I am working on trying to find the average order of $\sigma_1(n)^2$, and I so far have found the result $$\sum_{n \leq x} {\sigma_1(n)^2} \approx x^3.$$ A derivation of this has eluded me and I was wondering if anyone else had an idea on how to get this.

Answer 1

This is an approximate argument from Carl Pomerance's notes:

$$\frac 1 x \sum_{n \le x} \sigma (x) = \frac{\pi^2}{12}x + O(\log x)$$

So on average, $\sigma (x)$ is on the order of $x$, and we know the sum of squares is on the order of $x^3$...

Answer 2

One may consider that, by Euler's product $$ \sum_{n\geq 1}\frac{\sigma(n)^2}{n^s} = \prod_{p}\frac{p^{2s}(p^s+p)}{(p^s-1)(p^s-p)(p^s-p^2)} = \prod_p\frac{\left(1-\frac{1}{p^{2s-2}}\right)}{\left(1-\frac{1}{p^s}\right)\left(1-\frac{1}{p^{s-1}}\right)^2\left(1-\frac{1}{p^{s-2}}\right)}$$ for any $s$ with a sufficiently large real part (namely $\text{Re}(s)>3$).
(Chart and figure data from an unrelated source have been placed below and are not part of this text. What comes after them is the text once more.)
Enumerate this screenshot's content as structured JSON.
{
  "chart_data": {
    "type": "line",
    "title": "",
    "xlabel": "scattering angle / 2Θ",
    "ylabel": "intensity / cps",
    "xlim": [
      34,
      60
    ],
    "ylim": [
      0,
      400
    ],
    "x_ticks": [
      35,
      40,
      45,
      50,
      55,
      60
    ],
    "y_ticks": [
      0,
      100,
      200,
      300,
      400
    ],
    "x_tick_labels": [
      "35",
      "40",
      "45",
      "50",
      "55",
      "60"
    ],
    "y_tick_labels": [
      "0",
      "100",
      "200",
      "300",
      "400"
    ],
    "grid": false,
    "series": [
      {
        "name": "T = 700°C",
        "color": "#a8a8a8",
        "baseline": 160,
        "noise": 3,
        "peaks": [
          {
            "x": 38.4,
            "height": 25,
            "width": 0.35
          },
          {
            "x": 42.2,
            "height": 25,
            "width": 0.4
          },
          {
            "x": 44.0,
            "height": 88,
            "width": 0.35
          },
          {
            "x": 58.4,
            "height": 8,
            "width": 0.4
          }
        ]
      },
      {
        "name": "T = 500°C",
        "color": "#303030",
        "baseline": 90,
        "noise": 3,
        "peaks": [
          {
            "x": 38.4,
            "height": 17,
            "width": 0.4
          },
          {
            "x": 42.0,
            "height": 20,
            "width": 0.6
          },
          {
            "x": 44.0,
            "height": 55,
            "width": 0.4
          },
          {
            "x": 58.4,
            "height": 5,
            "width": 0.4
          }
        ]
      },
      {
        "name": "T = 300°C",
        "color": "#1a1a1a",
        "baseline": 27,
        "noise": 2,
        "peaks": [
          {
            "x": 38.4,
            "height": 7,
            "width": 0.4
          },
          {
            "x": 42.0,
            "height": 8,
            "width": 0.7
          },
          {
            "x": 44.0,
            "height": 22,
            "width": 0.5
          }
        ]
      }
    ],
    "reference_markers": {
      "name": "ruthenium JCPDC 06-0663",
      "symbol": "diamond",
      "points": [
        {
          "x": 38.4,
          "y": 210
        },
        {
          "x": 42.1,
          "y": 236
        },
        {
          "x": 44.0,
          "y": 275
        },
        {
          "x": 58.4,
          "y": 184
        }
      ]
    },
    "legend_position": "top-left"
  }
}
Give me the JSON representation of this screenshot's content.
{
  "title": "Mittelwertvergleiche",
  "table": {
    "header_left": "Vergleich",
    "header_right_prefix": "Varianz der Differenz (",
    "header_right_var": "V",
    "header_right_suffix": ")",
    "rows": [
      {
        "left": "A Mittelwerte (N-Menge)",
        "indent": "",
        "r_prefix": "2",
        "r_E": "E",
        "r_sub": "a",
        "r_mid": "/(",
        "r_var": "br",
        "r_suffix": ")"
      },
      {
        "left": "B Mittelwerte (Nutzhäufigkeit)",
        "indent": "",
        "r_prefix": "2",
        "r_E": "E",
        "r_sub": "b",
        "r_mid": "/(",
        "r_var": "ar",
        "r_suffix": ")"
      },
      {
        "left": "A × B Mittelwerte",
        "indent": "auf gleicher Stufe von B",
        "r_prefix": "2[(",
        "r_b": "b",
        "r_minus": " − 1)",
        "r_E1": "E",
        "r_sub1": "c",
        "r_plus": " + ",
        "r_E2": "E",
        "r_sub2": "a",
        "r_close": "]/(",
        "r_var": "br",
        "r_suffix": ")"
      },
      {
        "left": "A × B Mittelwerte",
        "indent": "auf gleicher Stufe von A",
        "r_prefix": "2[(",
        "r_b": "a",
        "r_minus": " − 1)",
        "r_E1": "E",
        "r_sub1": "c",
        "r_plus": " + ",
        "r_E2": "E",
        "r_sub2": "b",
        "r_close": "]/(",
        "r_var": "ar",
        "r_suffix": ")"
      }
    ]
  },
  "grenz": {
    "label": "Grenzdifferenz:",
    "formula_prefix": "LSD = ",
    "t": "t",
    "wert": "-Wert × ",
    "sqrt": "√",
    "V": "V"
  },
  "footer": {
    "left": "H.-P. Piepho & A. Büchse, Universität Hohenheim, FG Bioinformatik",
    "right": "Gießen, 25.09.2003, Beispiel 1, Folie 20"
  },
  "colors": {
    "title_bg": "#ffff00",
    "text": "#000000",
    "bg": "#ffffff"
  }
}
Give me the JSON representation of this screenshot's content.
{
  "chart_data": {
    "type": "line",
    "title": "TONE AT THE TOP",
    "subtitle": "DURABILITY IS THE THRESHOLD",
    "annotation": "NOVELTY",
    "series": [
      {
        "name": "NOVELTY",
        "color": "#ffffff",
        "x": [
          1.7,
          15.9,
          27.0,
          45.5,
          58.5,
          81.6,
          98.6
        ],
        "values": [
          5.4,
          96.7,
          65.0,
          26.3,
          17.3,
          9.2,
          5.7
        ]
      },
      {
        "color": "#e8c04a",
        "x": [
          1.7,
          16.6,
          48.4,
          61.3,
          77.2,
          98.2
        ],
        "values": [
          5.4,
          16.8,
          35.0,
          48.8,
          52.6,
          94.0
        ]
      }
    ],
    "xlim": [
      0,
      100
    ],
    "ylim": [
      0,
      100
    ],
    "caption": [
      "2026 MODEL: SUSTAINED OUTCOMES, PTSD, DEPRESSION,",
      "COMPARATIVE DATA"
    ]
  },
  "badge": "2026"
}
The RHS equals $$ \frac{\zeta(s)\,\zeta(s-1)\,\zeta(s-2)}{\zeta(2s-2)}=\frac{15\,\zeta(3)}{\pi^2(s-3)}+O(1)\quad\text{as }s\to 3^+ $$ hence Ramanujan's result $$ \sum_{n\leq x}\sigma(n)^2 \sim \frac{5\,\zeta(3)}{6} x^3$$ can be recovered from the previous lines through Hardy-Littlewood tauberian theorem.
Actually $\frac{5}{6}\zeta(3)$ is very close to $1$, and that is not entirely coincidental, as already discussed on MSE.